Nagging injuries claimed some of Newton’s magic in the 2016 and 2018 seasons. A Lisfranc sprain of his foot claimed almost all of Newton’s 2019 season and ended his career in Carolina. Mixon always marveled at Newton’s toughness — he’s as tough as they come — but understood why the organization moved on.

The Patriots just so happened to move on from their franchise quarterback, too. And well, with Newton and Bill Belichick … the early results are promising.

“He always wants to do his best and do better than the guy he’s competing against,” Belichick told reporters last month. “You see that from — everybody’s competitive — but I think there are different degrees of it, and it looks like, based on what I’ve seen, I would put him in the top echelon of that.”

New England has rejiggered its offense around Newton’s strengths, and he’s proving to be the antithesis of Brady through two weeks. He’s rushed 26 times, equaling Brady’s total from the 2019 season. He passed for 397 yards in a Week 2 loss to Seattle, more than Brady passed for in any game last season with mostly the same receiving corps.

Raiders coach Jon Gruden knows what he’s in for Sunday, and told reporters this week that Newton “is a power forward playing quarterback.”

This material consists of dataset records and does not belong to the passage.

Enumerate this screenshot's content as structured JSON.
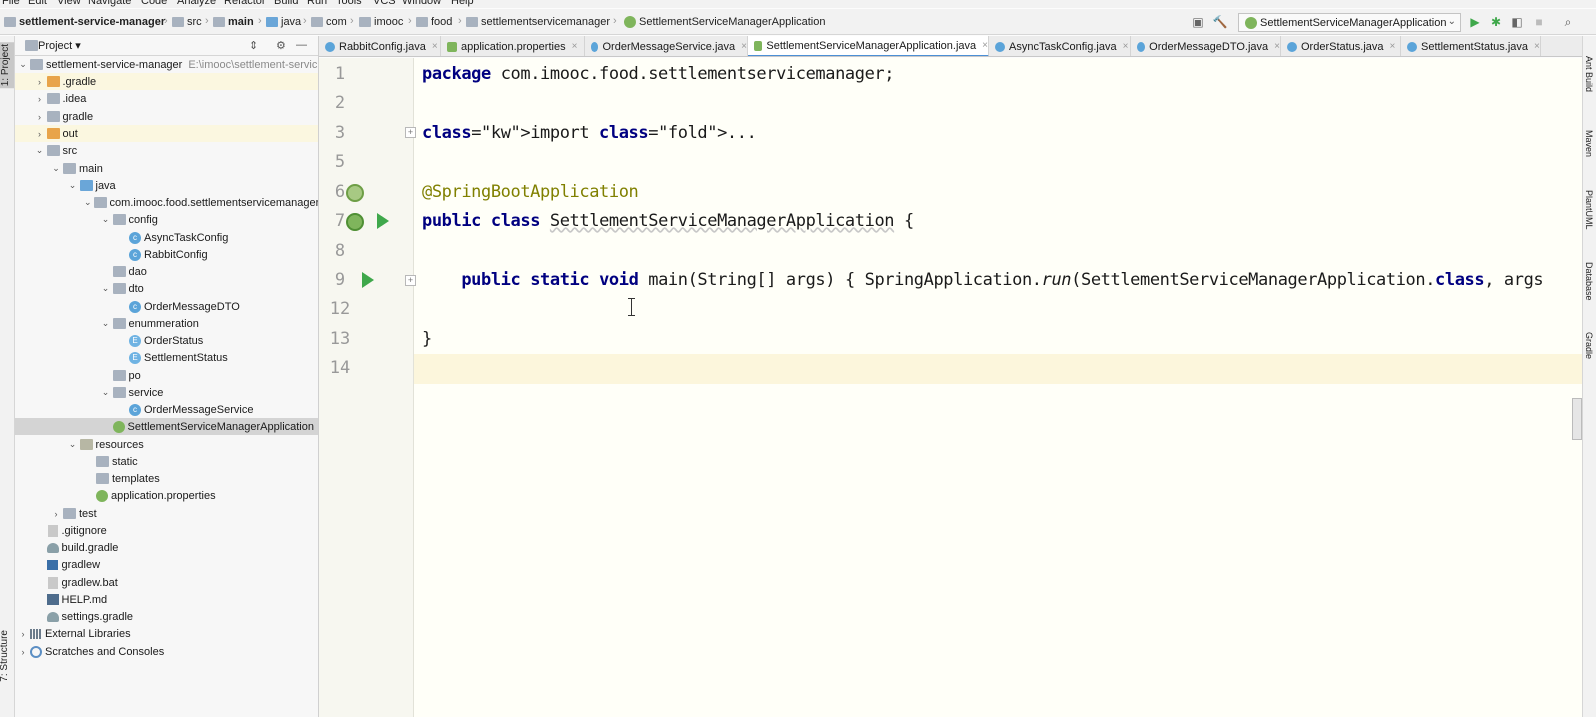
{
  "menu": [
    "File",
    "Edit",
    "View",
    "Navigate",
    "Code",
    "Analyze",
    "Refactor",
    "Build",
    "Run",
    "Tools",
    "VCS",
    "Window",
    "Help"
  ],
  "breadcrumb": [
    "settlement-service-manager",
    "src",
    "main",
    "java",
    "com",
    "imooc",
    "food",
    "settlementservicemanager",
    "SettlementServiceManagerApplication"
  ],
  "toolbar": {
    "run_config": "SettlementServiceManagerApplication"
  },
  "left_tool_tabs": {
    "project": "1: Project",
    "structure": "7: Structure"
  },
  "right_tool_tabs": [
    "Ant Build",
    "Maven",
    "PlantUML",
    "Database",
    "Gradle"
  ],
  "project_panel": {
    "title": "Project",
    "tree": [
      {
        "label": "settlement-service-manager",
        "hint": "E:\\imooc\\settlement-servic",
        "depth": 0,
        "arrow": "down",
        "icon": "module"
      },
      {
        "label": ".gradle",
        "depth": 1,
        "arrow": "right",
        "icon": "folder-orange",
        "hl": true
      },
      {
        "label": ".idea",
        "depth": 1,
        "arrow": "right",
        "icon": "folder"
      },
      {
        "label": "gradle",
        "depth": 1,
        "arrow": "right",
        "icon": "folder"
      },
      {
        "label": "out",
        "depth": 1,
        "arrow": "right",
        "icon": "folder-orange",
        "hl": true
      },
      {
        "label": "src",
        "depth": 1,
        "arrow": "down",
        "icon": "folder"
      },
      {
        "label": "main",
        "depth": 2,
        "arrow": "down",
        "icon": "folder"
      },
      {
        "label": "java",
        "depth": 3,
        "arrow": "down",
        "icon": "folder-blue"
      },
      {
        "label": "com.imooc.food.settlementservicemanager",
        "depth": 4,
        "arrow": "down",
        "icon": "folder"
      },
      {
        "label": "config",
        "depth": 5,
        "arrow": "down",
        "icon": "folder"
      },
      {
        "label": "AsyncTaskConfig",
        "depth": 6,
        "arrow": "",
        "icon": "class"
      },
      {
        "label": "RabbitConfig",
        "depth": 6,
        "arrow": "",
        "icon": "class"
      },
      {
        "label": "dao",
        "depth": 5,
        "arrow": "",
        "icon": "folder"
      },
      {
        "label": "dto",
        "depth": 5,
        "arrow": "down",
        "icon": "folder"
      },
      {
        "label": "OrderMessageDTO",
        "depth": 6,
        "arrow": "",
        "icon": "class"
      },
      {
        "label": "enummeration",
        "depth": 5,
        "arrow": "down",
        "icon": "folder"
      },
      {
        "label": "OrderStatus",
        "depth": 6,
        "arrow": "",
        "icon": "enum"
      },
      {
        "label": "SettlementStatus",
        "depth": 6,
        "arrow": "",
        "icon": "enum"
      },
      {
        "label": "po",
        "depth": 5,
        "arrow": "",
        "icon": "folder"
      },
      {
        "label": "service",
        "depth": 5,
        "arrow": "down",
        "icon": "folder"
      },
      {
        "label": "OrderMessageService",
        "depth": 6,
        "arrow": "",
        "icon": "class"
      },
      {
        "label": "SettlementServiceManagerApplication",
        "depth": 5,
        "arrow": "",
        "icon": "spring",
        "sel": true
      },
      {
        "label": "resources",
        "depth": 3,
        "arrow": "down",
        "icon": "folder-res"
      },
      {
        "label": "static",
        "depth": 4,
        "arrow": "",
        "icon": "folder"
      },
      {
        "label": "templates",
        "depth": 4,
        "arrow": "",
        "icon": "folder"
      },
      {
        "label": "application.properties",
        "depth": 4,
        "arrow": "",
        "icon": "spring"
      },
      {
        "label": "test",
        "depth": 2,
        "arrow": "right",
        "icon": "folder"
      },
      {
        "label": ".gitignore",
        "depth": 1,
        "arrow": "",
        "icon": "file"
      },
      {
        "label": "build.gradle",
        "depth": 1,
        "arrow": "",
        "icon": "gradle"
      },
      {
        "label": "gradlew",
        "depth": 1,
        "arrow": "",
        "icon": "term"
      },
      {
        "label": "gradlew.bat",
        "depth": 1,
        "arrow": "",
        "icon": "file"
      },
      {
        "label": "HELP.md",
        "depth": 1,
        "arrow": "",
        "icon": "md"
      },
      {
        "label": "settings.gradle",
        "depth": 1,
        "arrow": "",
        "icon": "gradle"
      },
      {
        "label": "External Libraries",
        "depth": 0,
        "arrow": "right",
        "icon": "lib"
      },
      {
        "label": "Scratches and Consoles",
        "depth": 0,
        "arrow": "right",
        "icon": "scratch"
      }
    ]
  },
  "tabs": [
    {
      "label": "RabbitConfig.java",
      "icon": "class"
    },
    {
      "label": "application.properties",
      "icon": "spring"
    },
    {
      "label": "OrderMessageService.java",
      "icon": "class"
    },
    {
      "label": "SettlementServiceManagerApplication.java",
      "icon": "spring",
      "active": true
    },
    {
      "label": "AsyncTaskConfig.java",
      "icon": "class"
    },
    {
      "label": "OrderMessageDTO.java",
      "icon": "class"
    },
    {
      "label": "OrderStatus.java",
      "icon": "enum"
    },
    {
      "label": "SettlementStatus.java",
      "icon": "enum"
    }
  ],
  "editor": {
    "lines": [
      {
        "n": "1",
        "code": "package com.imooc.food.settlementservicemanager;"
      },
      {
        "n": "2",
        "code": ""
      },
      {
        "n": "3",
        "code": "import ..."
      },
      {
        "n": "5",
        "code": ""
      },
      {
        "n": "6",
        "code": "@SpringBootApplication"
      },
      {
        "n": "7",
        "code": "public class SettlementServiceManagerApplication {"
      },
      {
        "n": "8",
        "code": ""
      },
      {
        "n": "9",
        "code": "    public static void main(String[] args) { SpringApplication.run(SettlementServiceManagerApplication.class, args"
      },
      {
        "n": "12",
        "code": ""
      },
      {
        "n": "13",
        "code": "}"
      },
      {
        "n": "14",
        "code": ""
      }
    ]
  }
}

“It’s a tough operation,” Gruden said. “It always is when you play against Cam Newton and the New England Patriots, and now that they’ve joined forces, it’s double trouble for every defensive staff, every coach and every team that comes in there.”

Newton has reiterated that he’s playing for respect. Not money. And he said Wednesday that he’s playing for now. Not the future. He was dismissed, doubted and disregarded despite all of his achievements.

But not by New England. And not anymore.

“If you do what you’re supposed to do everything is gonna take care of itself,” Newton said. “For me right now, it’s all about winning. Like, let’s get back to that.”